Canada Pension Plan (CPP) disability

Decision Information

Decision Content



Reasons and decision

Introduction

[1] The Appellant claims to be disabled because of a lower back injury, and on June 19, 2013, she applied for a Canada Pension Plan (CPP) disability pension. Her application was denied by the Respondent at the initial and reconsideration levels. It is the reconsideration decision dated July 23, 2014, that the Appellant now seeks to appeal before the Tribunal (GD2-4).

[2] When bringing her appeal to the Tribunal’s General Division, however, the Appellant failed to meet the 90-day time limit that is prescribed by s. 52(1)(b) of the Department of Employment and Social Development Act (DESD Act).

Issue

[3] Pursuant to subsection 52(2) of the DESD Act, should the Appellant be given an extension of time to pursue her appeal?

Facts and Analysis

[4] In the Notice of Appeal, the Appellant confirmed that she received the reconsideration decision on July 29, 2014 (GD1-4). Accordingly, she had until October 27, 2014, to launch her appeal. The Appellant’s Representative claims that a Notice of Appeal was sent to the Tribunal on August 6, 2014; however, the Tribunal has no record of receiving it.

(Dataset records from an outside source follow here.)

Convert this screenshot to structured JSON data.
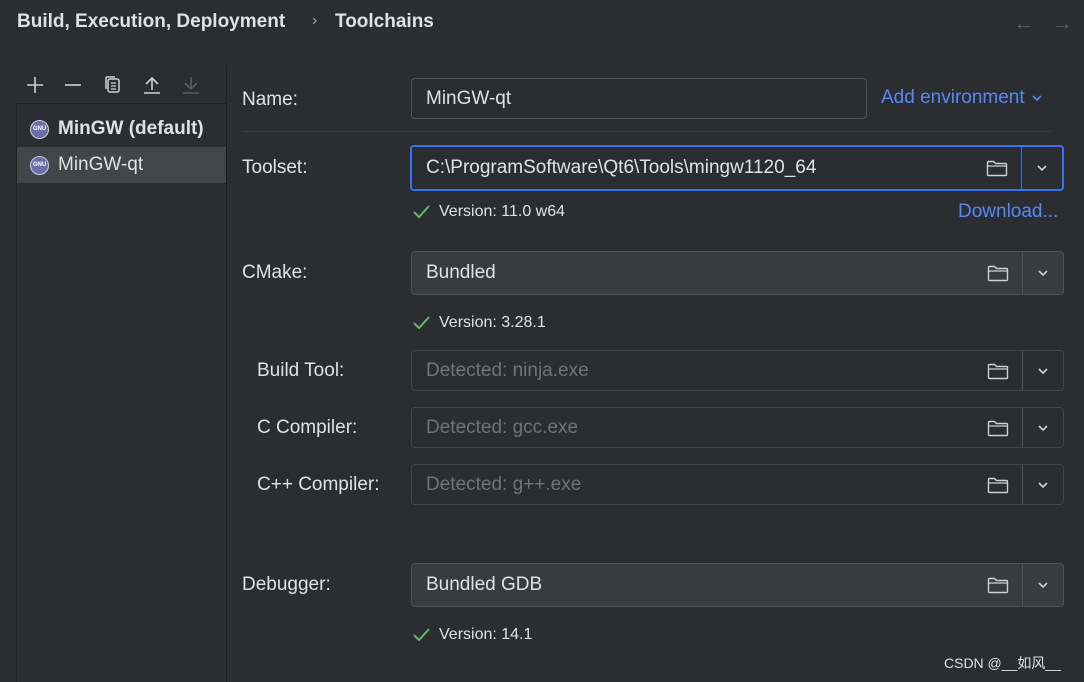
{
  "breadcrumb": {
    "parent": "Build, Execution, Deployment",
    "separator": "›",
    "current": "Toolchains"
  },
  "nav": {
    "back": "←",
    "forward": "→"
  },
  "toolbar": {
    "add": "add-icon",
    "remove": "remove-icon",
    "copy": "copy-icon",
    "move_up": "move-up-icon",
    "move_down": "move-down-icon"
  },
  "toolchains": [
    {
      "label": "MinGW (default)",
      "icon": "gnu-icon",
      "icon_text": "GNU",
      "bold": true,
      "selected": false
    },
    {
      "label": "MinGW-qt",
      "icon": "gnu-icon",
      "icon_text": "GNU",
      "bold": false,
      "selected": true
    }
  ],
  "form": {
    "name": {
      "label": "Name:",
      "value": "MinGW-qt"
    },
    "add_environment": "Add environment",
    "toolset": {
      "label": "Toolset:",
      "value": "C:\\ProgramSoftware\\Qt6\\Tools\\mingw1120_64",
      "version": "Version: 11.0 w64",
      "download": "Download..."
    },
    "cmake": {
      "label": "CMake:",
      "value": "Bundled",
      "version": "Version: 3.28.1"
    },
    "build_tool": {
      "label": "Build Tool:",
      "placeholder": "Detected: ninja.exe"
    },
    "c_compiler": {
      "label": "C Compiler:",
      "placeholder": "Detected: gcc.exe"
    },
    "cpp_compiler": {
      "label": "C++ Compiler:",
      "placeholder": "Detected: g++.exe"
    },
    "debugger": {
      "label": "Debugger:",
      "value": "Bundled GDB",
      "version": "Version: 14.1"
    }
  },
  "watermark": "CSDN @__如风__",
  "colors": {
    "background": "#2b2d30",
    "accent": "#3574f0",
    "link": "#548af7",
    "success": "#5fb865",
    "selection": "#43454a"
  }
}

[5] Though it is part of the Tribunal’s normal procedures to send a letter to the parties acknowledging receipt of nearly every document that is added to an appeal file, neither the Appellant nor her Representative followed-up with the Tribunal regarding the August 2014 documents until March 16, 2016, when the Appellant’s representative contacted the Tribunal by phone and then by email (GD1-1). Attached to the email was a copy of the correspondence (and its attachments) that the Appellant’s Representative allegedly sent to the Tribunal on August 6, 2014, though there was no evidence of that letter having been sent or received. No explanation has been given as to why the Appellant’s Representative waited so long to follow-up with the Tribunal.

[6] In a phone call of March 22, 2016, and by letter dated May 10, 2016 (GD3), the Tribunal asked the Appellant’s Representative to provide proof that the original documents were sent or received in 2014. The Appellant’s Representative responded on May 18, 2016, asserting again that the materials had been sent to the Tribunal on August 6, 2014, and attaching another copy of those materials (GD4). However, no additional evidence, such as a receipt or delivery confirmation from Canada Post, was filed to show that the documents were sent and/or received in 2014.

[7] Accordingly, the Tribunal finds that the Notice of Appeal was filed on March 16, 2016, some 18 ½ months after the reconsideration decision was communicated to the Appellant (GD1).

[8] As alluded to above, subsection 52(2) of the DESD Act is the provision that authorizes the Tribunal to grant extensions of time. Unfortunately, however, it states that extensions of time cannot be granted when the appeal is brought to the General Division of the Tribunal more than one year after the day on which the reconsideration decision was communicated to the Appellant.

[9] The Tribunal is created by legislation and, as such, it has only the powers granted to it by its governing statute. The Tribunal is required to interpret and apply the provisions as they are set out in the CPP and the DESD Act. The Tribunal cannot use the principles of equity or consider extenuating circumstances to grant extensions of time.

[10] Given the Tribunal’s finding that the Notice of Appeal was received some 18 ½ months after the reconsideration decision was communicated to the Appellant, the Tribunal has no discretion to extend the time for the Appellant to bring her appeal.

[11] In reaching its conclusion, the Tribunal has drawn on the Federal Court’s decision in Canada (A.G.) v. Vinet-Proulx, 2007 FC 99. In Vinet-Proulx, Justice Martineau found that the obligation was on Ms. Vinet-Proulx to make an application for benefits to the relevant government department. As such, Ms. Vinet-Proulx could not obtain further retroactivity of her benefits based on an application that was inexplicably lost, even though there was good evidence that the application had been sent by mail.

[12] This case is similar in that it was the appellant’s obligation to bring her appeal to the Tribunal in the manner set out in s. 52(1) of the DESD Act. Though there is some evidence of the appeal documents being sent, there is no evidence that they were ever received by the Tribunal and neither the Appellant nor her Representative followed-up until well after the 90-day and one-year time limits in the DESD Act had expired. Like in Vinet-Proulx, the Tribunal finds that it cannot rely on the earlier documents when assessing this request for an extension of time, even though it appears that those documents were inexplicably lost.

Conclusion

[13] This appeal was not brought within the one-year time limit set out in subsection 52(2) of the DESD Act. Regrettably, therefore, the Tribunal has no power to grant the extension of time and the appeal cannot proceed.